Toutefois, en examinant l’esprit de cette convention, la Cour a constaté qu’il était dénué des caractéristiques des contrats de franchisage et qu’il relevait plutôt de la disposition de non-application prévue dans la Loi. La Cour a aussi fait remarquer que la convention n’était qu’un simple contrat de licence, faute du « contrôle important » que confère habituellement un contrat de franchisage au concédant. Trois aspects du raisonnement de la Cour méritent d’être rappelés :

 a) D’abord, la Cour a reconnu qu’un contrat de licence investit forcément le concédant de certains droits de contrôle. Dans la mesure où l’objet et l’effet de ces dispositions de contrôle consistent à protéger l’intégrité de la marque de commerce, ils ne satisfont pas au critère de « contrôle important » prévu dans la définition statutaire de « contrat de franchisage ». Selon la Cour :

[traduction] Si le contrat de licence accorde différents droits au [concédant], qui lui permettent d’approuver et d’opposer son veto aux méthodes de conception et d’exploitation commerciale possiblement utilisées par les licenciés qui exploitent la marque de commerce, ces droits n’altèrent pas l’essence du contrat de licence en tant que contrat de licence de marque de commerce. Le [concédant] en tant que détenteurs de la marque de commerce ont cédé divers droits relativement aux […] activités commerciales afin de protéger l’intégrité de leur marque de commerce, mais à aucune autre fin que celle-là.

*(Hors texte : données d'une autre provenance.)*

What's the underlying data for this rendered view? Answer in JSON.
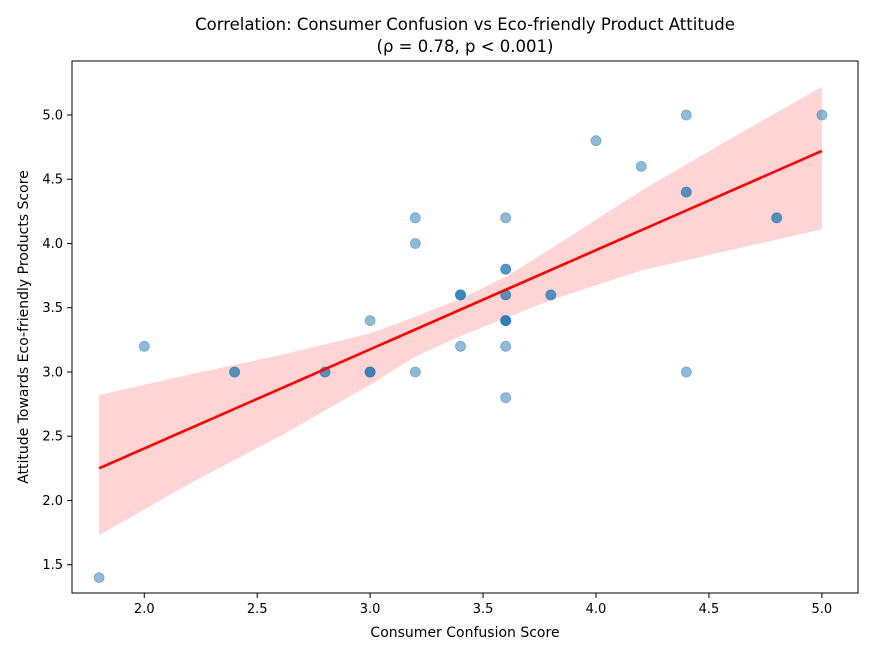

b) Ensuite, la Cour a souligné qu’aux termes du contrat de licence, les licenciés avaient la principale, sinon l’entière responsabilité de la conception et de l’exploitation des restaurants :

[traduction] En vertu du contrat de licence, les [licenciés] étaient tenus de créer et d’exploiter leurs restaurants, c’est-à-dire d’aménager et de décorer les lieux, d’assurer la qualité et l’uniformité des produits et services, de préparer les plats et les boissons, d’annoncer et de promouvoir les établissements, de choisir et de former leurs propres franchisés et de réaliser tous les examens et inspections des restaurants.

c) Finalement, la Cour a insisté sur le fait que le concédant n’avait pas contribué à l’exploitation des restaurants, sauf pour ce qui est de la marque de commerce (autrement dit, aucune « aide importante » n’a été prodiguée au sens où l’entend la Loi dans sa définition du terme « franchise ») :

[traduction] Le dossier ne contient aucune preuve qui indique que [le concédant a] exercé [ses] droits contractuels […] afin d’établir ou d’imposer aux licenciés un mode de conception ou d’exploitation de leur entreprise. Le [concédant] n’exploite pas le restaurant, pas plus qu’il n’aide les [licenciés] à le faire; [il] n’a pas créé les restaurants des [licenciés] et ne leur a pas fourni de biens et services. Son seul apport […] consiste à autoriser l’utilisation sous licence du nom « Marilyn Monroe ».

Comme le laisse entendre ce jugement, il y a fort à parier que les simples permissions d’utiliser une marque de commerce seront exclues du champ d’application de la Loi si leurs dispositions en matière de contrôle visent tout au plus à protéger les droits de propriété intellectuelle du concédant. Malheureusement, la portée du jugement est partiellement occultée par le fait qu’il repose sur la disposition de non-application, laquelle exige que la licence soit « la seule de cette nature et de ce type qu’accorde le concédant à leur égard ». Il y a lieu de se demander comment la Cour aurait tranché l’affaire si le concédant avait conclu des contrats de licence semblables avec d’autres licenciés. Cela est d’autant plus regrettable que les conclusions de la Cour quant à l’absence de contrôle important et d’aide du concédant auraient suffi à soustraire le contrat de la définition statutaire de « contrat de franchisage » (sans recourir à la disposition de non-application).

Il est à noter qu’il existe une clause de non-application fort similaire dans la Loi sur les franchises du Manitoba, CCSM, c. F-156, la Loi sur les franchises du Nouveau-Brunswick, SNB 2007, c. F-23.5 et la loi de l’Île-du-Prince-Édouard intitulée Franchises Act, RSPEI 1988, Cap. F-14.1. Par contre, la loi de l’Alberta intitulée Franchises Act, RSA 2000, c. F-23 ne renferme aucune disposition de cet ordre.